Figure 1 shows a cine loop of a short-axis view of the left ventricle, which is directly perpendicular to the base-apex axis of the heart and at a position that includes the papillary muscles.

Figure 1: Bright blood cine imaging of a mouse heart with 14 short-axis view snapshots across the cardiac cycle, including end diastole (t = 8) and peak systole (t = 13). The regions of dropout signal within the lumen of the left ventricle indicates fast blood moving, which was originally out of plane and not tagged by the RF wave excitation.

The second representative image shows a 4-chamber view of the heart with bright-blood inflow through the mitral and tricuspid valves, which then flows out through the aortic and pulmonary valves, respectively.

Figure 2: Bright blood cine imaging of a mouse heart with a four-chamber view showing end diastole (left) and peak systole (right). The regions of dropout signal within the lumen of the left ventricle indicates fast blood moving, which was originally out of plane and not tagged by the RF wave excitation.

Finally, a third representative result is a maximum intensity projection (MIP) that shows how the multiple slices can be spatially combined to visualize the cardiovascular system of the whole mouse body.

Figure 3: Maximum intensity projection of a three-dimensional stack of time-synced two-dimensional bright blood images, showing the thoracic and abdominal regions of a mouse. The heart, inferior vena cava, and small abdominal aortic aneurysm (red circle) can be seen from this view.
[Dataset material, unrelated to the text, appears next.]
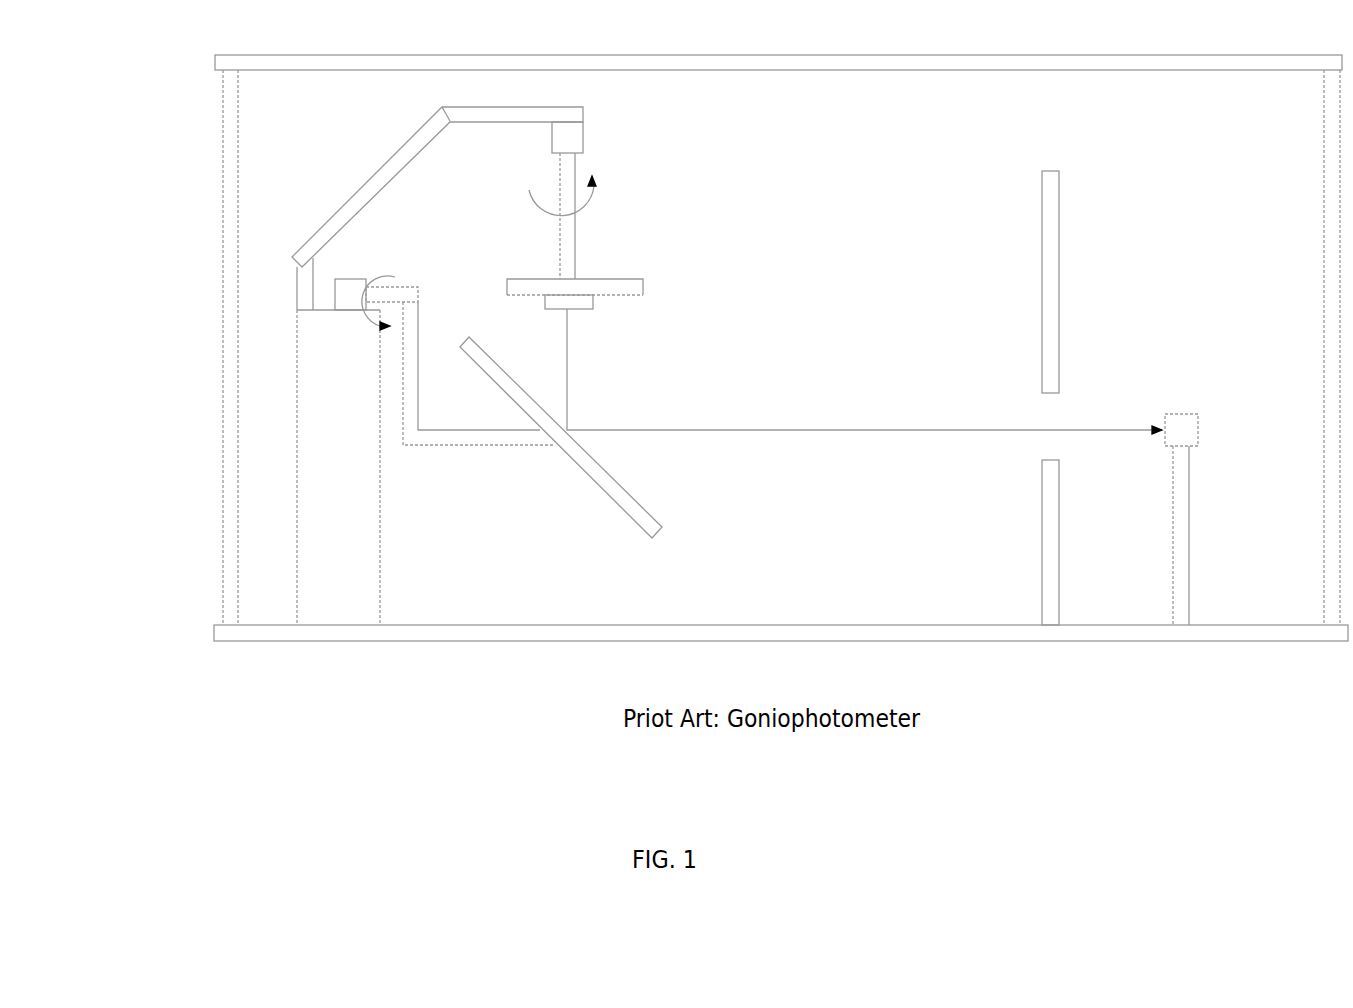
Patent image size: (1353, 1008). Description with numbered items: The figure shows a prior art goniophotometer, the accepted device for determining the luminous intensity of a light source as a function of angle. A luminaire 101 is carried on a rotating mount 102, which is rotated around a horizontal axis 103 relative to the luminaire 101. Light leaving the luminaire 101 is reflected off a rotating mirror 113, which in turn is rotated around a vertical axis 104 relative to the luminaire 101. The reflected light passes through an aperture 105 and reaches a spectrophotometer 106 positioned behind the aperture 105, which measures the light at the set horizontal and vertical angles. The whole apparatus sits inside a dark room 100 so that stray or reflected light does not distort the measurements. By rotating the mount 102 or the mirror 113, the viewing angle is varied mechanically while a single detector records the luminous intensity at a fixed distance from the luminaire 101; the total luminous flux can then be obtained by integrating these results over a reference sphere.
Here, cardiac MRI is used in conjunction with cardiac- and respiration-gating to acquire cine loop data of the murine heart. While the heart was the focus of demonstration, additional regions of the cardiovascular system can be imaged following the same methodology. Even though MRI does not suffer from the same artifacts commonly seen with other imaging modalities, there is a noticeable trade-off with spatial resolution achieved per acquisition duration. This trade-off is of concern when the mouse cannot withstand longer durations of anesthesia, such as in severe disease models. Still, MRI has the advantage of visualizing the underlying tissue without the risk of ionizing radiation damage inherent to micro-CT. Using MRI techniques, an in vivo assessment of the cardiovascular can be performed, laying the foundation for longitudinal studies of both disease progression and associated therapy response in small animal models.

As an extension of the described technique, this technology can be used to compare the kinematics of healthy versus diseased hearts. Murine models of cardiac dysfunction can be far more controlled than those found in the clinic, allowing researchers to identify specific factors contributing to heart disease as well as study the remodeling process after mechanical injury. Furthermore, a comparable research endeavor can be performed with a vascular focus such as that with abdominal aortic aneurysm (AAA) formation. Given that blood gives a high intensity signal under the described methods, the contrast can be exploited to assess the expansion of a AAA and measure changes to the vessel's biomechanical properties. Finally, studies looking at vascularization of the brain can be conducted to compare angiogenic responses to traumatic brain injury or stroke. Ideally, as with most pre-clinical imaging, techniques such as high field cardiovascular MRI can further our understanding of human disease processes as well as spark innovation towards the next generation of diagnostic technology.